Stage Review: 'Venus"' shines on stage at Pitt

October 27, 2013
Written by: Bob Hoover
Published by: Pittsburgh Post-Gazette

Suzan-Lori Parks emerged in the 1990s as a talented new playwright who experimented with traditional forms to create a singular body of work. “Top Dog/Underdog” earned her the 2002 Pulitzer Prize for Drama a year after she was awarded a MacArthur “genius” grant.

The Texas native’s reach has grown to fiction, screenplays and music, but her plays remain her best showcase. The newly renamed University of Pittsburgh Stages’ creative production of “Venus,” Ms. Parks’ 1996 work, is a case in point.

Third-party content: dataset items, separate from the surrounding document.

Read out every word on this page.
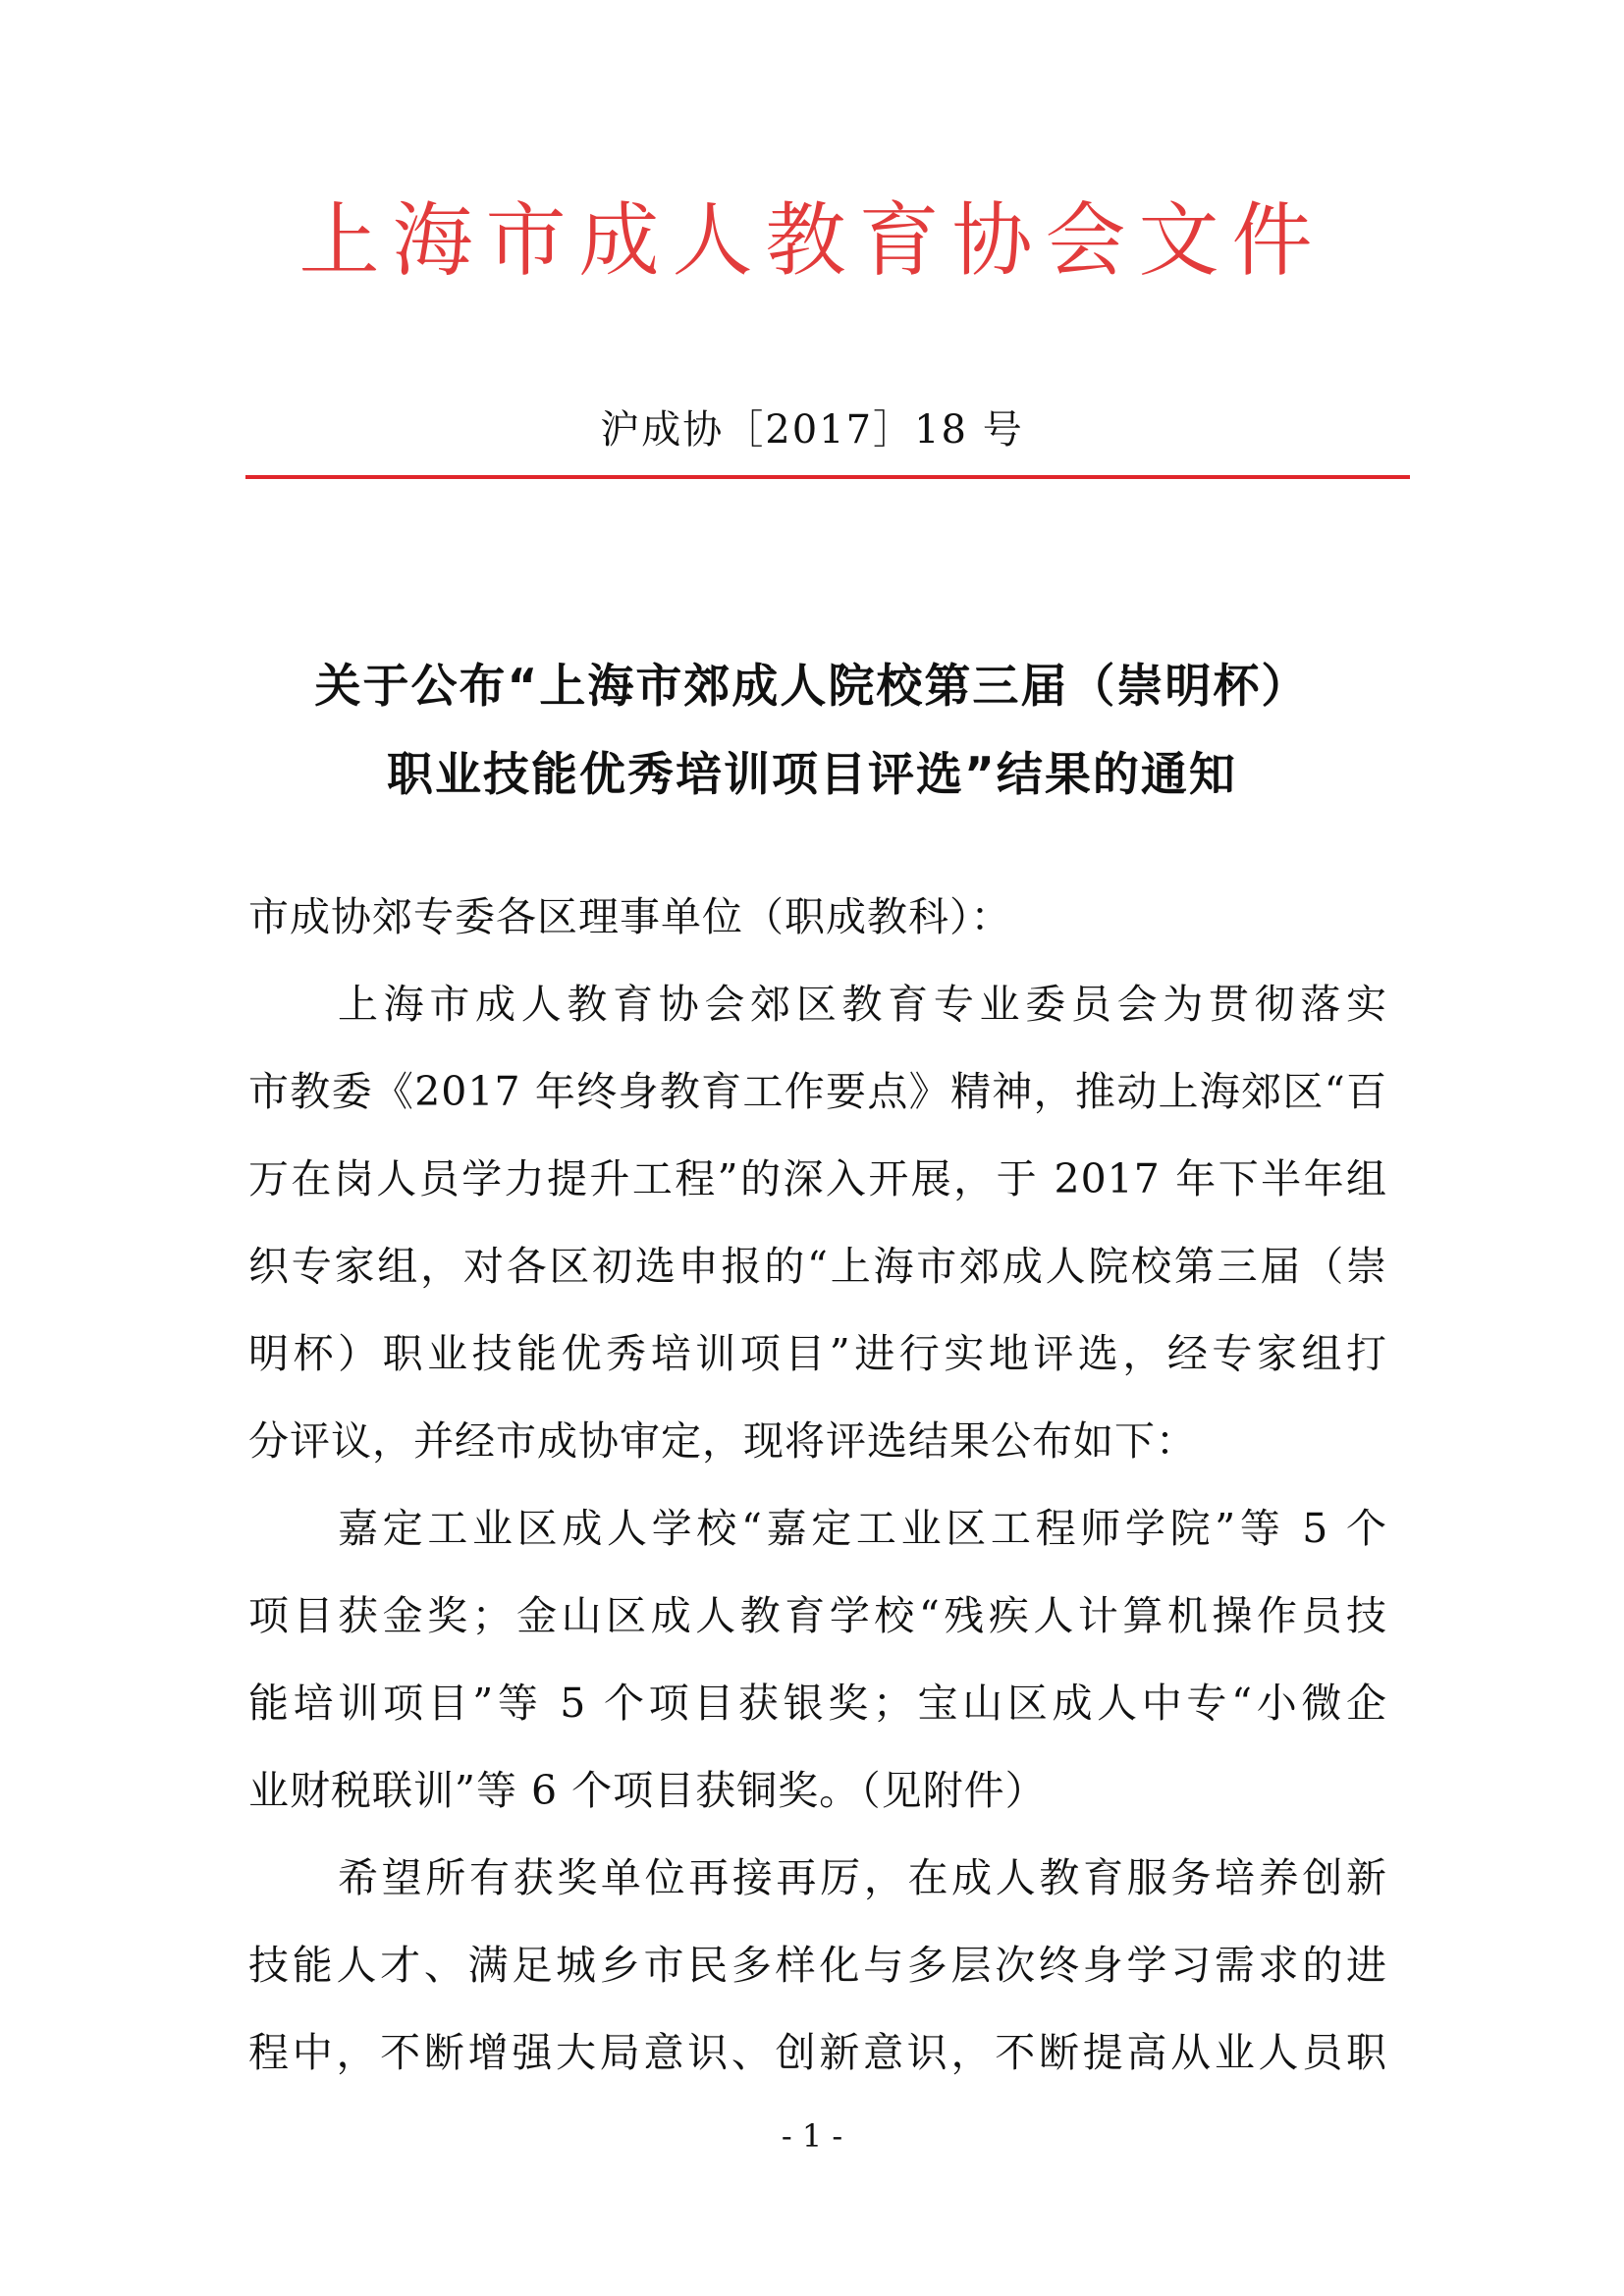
上海市成人教育协会文件
沪成协［2017］18 号
关于公布“上海市郊成人院校第三届（崇明杯）
职业技能优秀培训项目评选”结果的通知
市成协郊专委各区理事单位（职成教科）：
上海市成人教育协会郊区教育专业委员会为贯彻落实
市教委《2017 年终身教育工作要点》精神，推动上海郊区“百
万在岗人员学力提升工程”的深入开展，于 2017 年下半年组
织专家组，对各区初选申报的“上海市郊成人院校第三届（崇
明杯）职业技能优秀培训项目”进行实地评选，经专家组打
分评议，并经市成协审定，现将评选结果公布如下：
嘉定工业区成人学校“嘉定工业区工程师学院”等 5 个
项目获金奖；金山区成人教育学校“残疾人计算机操作员技
能培训项目”等 5 个项目获银奖；宝山区成人中专“小微企
业财税联训”等 6 个项目获铜奖。（见附件）
希望所有获奖单位再接再厉，在成人教育服务培养创新
技能人才、满足城乡市民多样化与多层次终身学习需求的进
程中，不断增强大局意识、创新意识，不断提高从业人员职
- 1 -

“Venus” is not Ms. Parks’ finest work, although the play’s challenging structure touches all the bases of the dramatic art. Her message is abundantly clear from the opening scene — Europe’s exploitation and dehumanizing of Africans through the life of the “Hottentot Venus” — but Ms. Parks pounds that theme without letup to the closing scene.

Examples of Western inhumanity are legion, but the case of Saartjie Baartman actually put that attitude on public display in a freak show in London in the early 19th century. Baartman was a Khoikhoi born in what is modern-day South Africa whose distinctively large buttocks made her a curiosity for Europeans.

Her appearances in London starting in 1810 as the Hottentot Venus turned her into a popular attraction for the promoters who later sold her to a Frenchman. She was exhibited and studied by scientists and artists. After she died, her skeleton and preserved body parts were displayed in a Paris museum.

The play is built around the Venus role, a complicated one that mixes naivete, shrewdness, intelligence and resignation with a striking physical appearance. Bria Walker, teaching artist in residence at Pitt, captures all of these elements in a compelling performance.

Joining her in an equally powerful performance is another teaching artist, Terry Hardcastle who plays the smitten French scientist Cuvier whom the playwright portrays as the Venus’ lover and later, performs the autopsy that focuses on her reproductive organs.

Jenna Simmons leads the fine supporting cast of students with the thankless task of portraying a trio of loathsome villains, which she does with repellent nastiness. Assistant Pitt professor Cynthia Croot directed this production with a sure and sympathetic hand including the play within the play with masked actors that provided an alternate take on the main story.

Ms. Croot is familiar with Ms. Parks’ play, having directed it in South Africa when Baartman’s remains were brought back to her homeland. She was assisted by Pitt’s production crew paced by set designer Gianni Downs and costume designer Mindy Eshelman.

“Venus” is perhaps the only presentation with a quasi-intermission. Cuvier delivers a dull lecture while suggesting that, if they wanted, audience members could take a break. At nearly 21⁄2 hours, the play needs both an intermission and a substantial pruning to draw its disparate parts together.

Still, with some echoes of such avant-garde plays as “Marat/Sade,” Ms. Parks’ “Venus” demonstrates theater’s capacity to stretch our imaginations and hearts at the same time.